2) Am I happy doing what I am doing?
No, I am not happy doing what I am doing either professionally or personally. Life has just been meandering along all these years. Earlier, I would get all worked up and try to change things that I wouldn't like but off-late it's more of sorta resigning to the facts...I don't even feel like doing anything to change my life and/or its course.

3) Do I know what I want?
Everyone will tell you that they are not getting what they want, the trouble is very few of us are even aware of what we really want. I have no guilt in admitting that I don't know what I want in my life. I can tell for sure what I DON'T want, but I don't know what will make me happy, any longer. It's just that sometimes, I feel like running away; don't know what I want to run away from, perhaps myself.

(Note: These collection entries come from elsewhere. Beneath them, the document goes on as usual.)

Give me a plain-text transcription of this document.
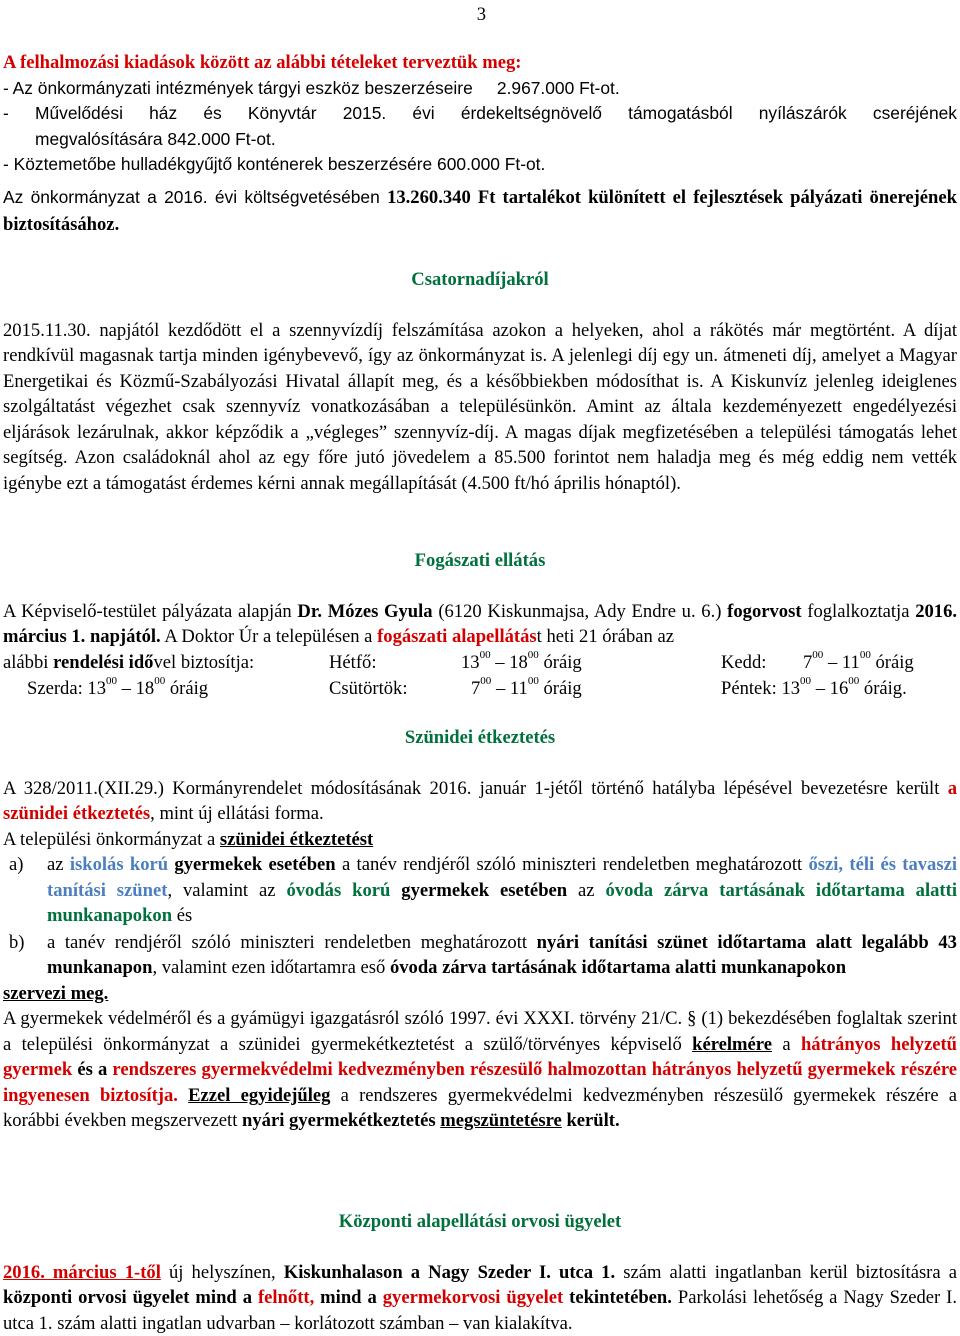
3

A felhalmozási kiadások között az alábbi tételeket terveztük meg:

- Az önkormányzati intézmények tárgyi eszköz beszerzéseire     2.967.000 Ft-ot.

- Művelődési ház és Könyvtár 2015. évi érdekeltségnövelő támogatásból nyílászárók cseréjének

megvalósítására 842.000 Ft-ot.

- Köztemetőbe hulladékgyűjtő konténerek beszerzésére 600.000 Ft-ot.

Az önkormányzat a 2016. évi költségvetésében 13.260.340 Ft tartalékot különített el fejlesztések pályázati önerejének biztosításához.

Csatornadíjakról

2015.11.30. napjától kezdődött el a szennyvízdíj felszámítása azokon a helyeken, ahol a rákötés már megtörtént. A díjat rendkívül magasnak tartja minden igénybevevő, így az önkormányzat is. A jelenlegi díj egy un. átmeneti díj, amelyet a Magyar Energetikai és Közmű-Szabályozási Hivatal állapít meg, és a későbbiekben módosíthat is. A Kiskunvíz jelenleg ideiglenes szolgáltatást végezhet csak szennyvíz vonatkozásában a településünkön. Amint az általa kezdeményezett engedélyezési eljárások lezárulnak, akkor képződik a „végleges” szennyvíz-díj. A magas díjak megfizetésében a települési támogatás lehet segítség. Azon családoknál ahol az egy főre jutó jövedelem a 85.500 forintot nem haladja meg és még eddig nem vették igénybe ezt a támogatást érdemes kérni annak megállapítását (4.500 ft/hó április hónaptól).

Fogászati ellátás

A Képviselő-testület pályázata alapján Dr. Mózes Gyula (6120 Kiskunmajsa, Ady Endre u. 6.) fogorvost foglalkoztatja 2016. március 1. napjától. A Doktor Úr a településen a fogászati alapellátást heti 21 órában az

alábbi rendelési idővel biztosítja:	Hétfő:	$13^{00} - 18^{00}$ óráig	Kedd: $7^{00} - 11^{00}$ óráig
Szerda: $13^{00} - 18^{00}$ óráig	Csütörtök:	$7^{00} - 11^{00}$ óráig	Péntek: $13^{00} - 16^{00}$ óráig.

Szünidei étkeztetés

A 328/2011.(XII.29.) Kormányrendelet módosításának 2016. január 1-jétől történő hatályba lépésével bevezetésre került a szünidei étkeztetés, mint új ellátási forma.

A települési önkormányzat a szünidei étkeztetést

a)	az iskolás korú gyermekek esetében a tanév rendjéről szóló miniszteri rendeletben meghatározott őszi, téli és tavaszi tanítási szünet, valamint az óvodás korú gyermekek esetében az óvoda zárva tartásának időtartama alatti munkanapokon és

b)	a tanév rendjéről szóló miniszteri rendeletben meghatározott nyári tanítási szünet időtartama alatt legalább 43 munkanapon, valamint ezen időtartamra eső óvoda zárva tartásának időtartama alatti munkanapokon

szervezi meg.

A gyermekek védelméről és a gyámügyi igazgatásról szóló 1997. évi XXXI. törvény 21/C. § (1) bekezdésében foglaltak szerint a települési önkormányzat a szünidei gyermekétkeztetést a szülő/törvényes képviselő kérelmére a hátrányos helyzetű gyermek és a rendszeres gyermekvédelmi kedvezményben részesülő halmozottan hátrányos helyzetű gyermekek részére ingyenesen biztosítja. Ezzel egyidejűleg a rendszeres gyermekvédelmi kedvezményben részesülő gyermekek részére a korábbi években megszervezett nyári gyermekétkeztetés megszüntetésre került.

Központi alapellátási orvosi ügyelet

2016. március 1-től új helyszínen, Kiskunhalason a Nagy Szeder I. utca 1. szám alatti ingatlanban kerül biztosításra a központi orvosi ügyelet mind a felnőtt, mind a gyermekorvosi ügyelet tekintetében. Parkolási lehetőség a Nagy Szeder I. utca 1. szám alatti ingatlan udvarban – korlátozott számban – van kialakítva.
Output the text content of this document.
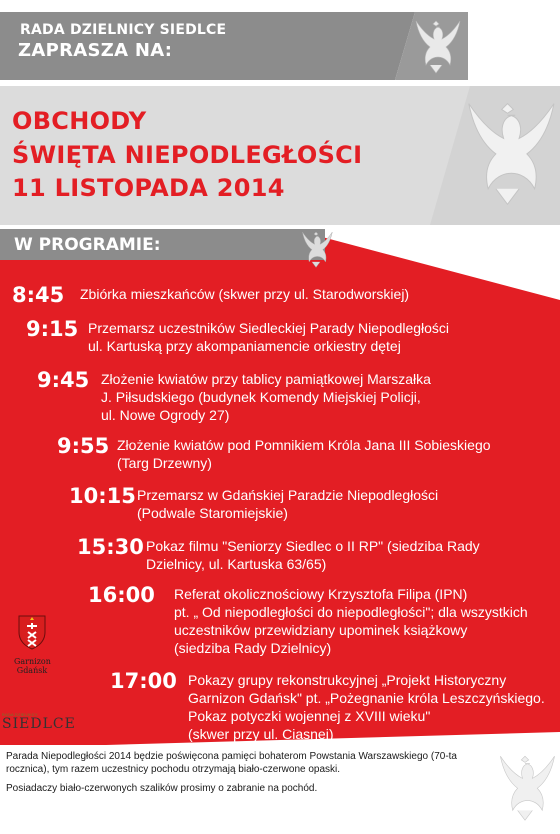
RADA DZIELNICY SIEDLCE
ZAPRASZA NA:
OBCHODY
ŚWIĘTA NIEPODLEGŁOŚCI
11 LISTOPADA 2014
W PROGRAMIE:
8:45 Zbiórka mieszkańców (skwer przy ul. Starodworskiej)
9:15 Przemarsz uczestników Siedleckiej Parady Niepodległości
ul. Kartuską przy akompaniamencie orkiestry dętej
9:45 Złożenie kwiatów przy tablicy pamiątkowej Marszałka
J. Piłsudskiego (budynek Komendy Miejskiej Policji,
ul. Nowe Ogrody 27)
9:55 Złożenie kwiatów pod Pomnikiem Króla Jana III Sobieskiego
(Targ Drzewny)
10:15 Przemarsz w Gdańskiej Paradzie Niepodległości
(Podwale Staromiejskie)
15:30 Pokaz filmu "Seniorzy Siedlec o II RP" (siedziba Rady
Dzielnicy, ul. Kartuska 63/65)
16:00 Referat okolicznościowy Krzysztofa Filipa (IPN)
pt. „ Od niepodległości do niepodległości"; dla wszystkich
uczestników przewidziany upominek książkowy
(siedziba Rady Dzielnicy)
17:00 Pokazy grupy rekonstrukcyjnej „Projekt Historyczny
Garnizon Gdańsk" pt. „Pożegnanie króla Leszczyńskiego.
Pokaz potyczki wojennej z XVIII wieku"
(skwer przy ul. Ciasnej)
Garnizon
Gdańsk
RADA DZIELNICY
SIEDLCE

Parada Niepodległości 2014 będzie poświęcona pamięci bohaterom Powstania Warszawskiego (70-ta rocznica), tym razem uczestnicy pochodu otrzymają biało-czerwone opaski.

Posiadaczy biało-czerwonych szalików prosimy o zabranie na pochód.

4) Have I changed over these years?
Yes, I have and quite a bit. I don't feel that strongly about anything. I used to fight for what I felt was right; I don't now. I have no problems in doing what others want me to do cause I don't feel strongly for or against anything. I believe feelings are strongly connected with your emotions and since I spent so many emotions over these years; it looks like my emotions have run out. I just go through the motions now; don't want to change anything or more rightly put; don't have any strength and motivation to change anything. Why shall I change something which doesn't matter to me, anyway?

5) Do I deserve more?
I don't know, anyway it doesn't matter what I think. My life has always been dictated by what others wanted in their life; perhaps I've let people come too close to me and yes, if I get a second chance I would still do the same thing over & over again without event a second thought.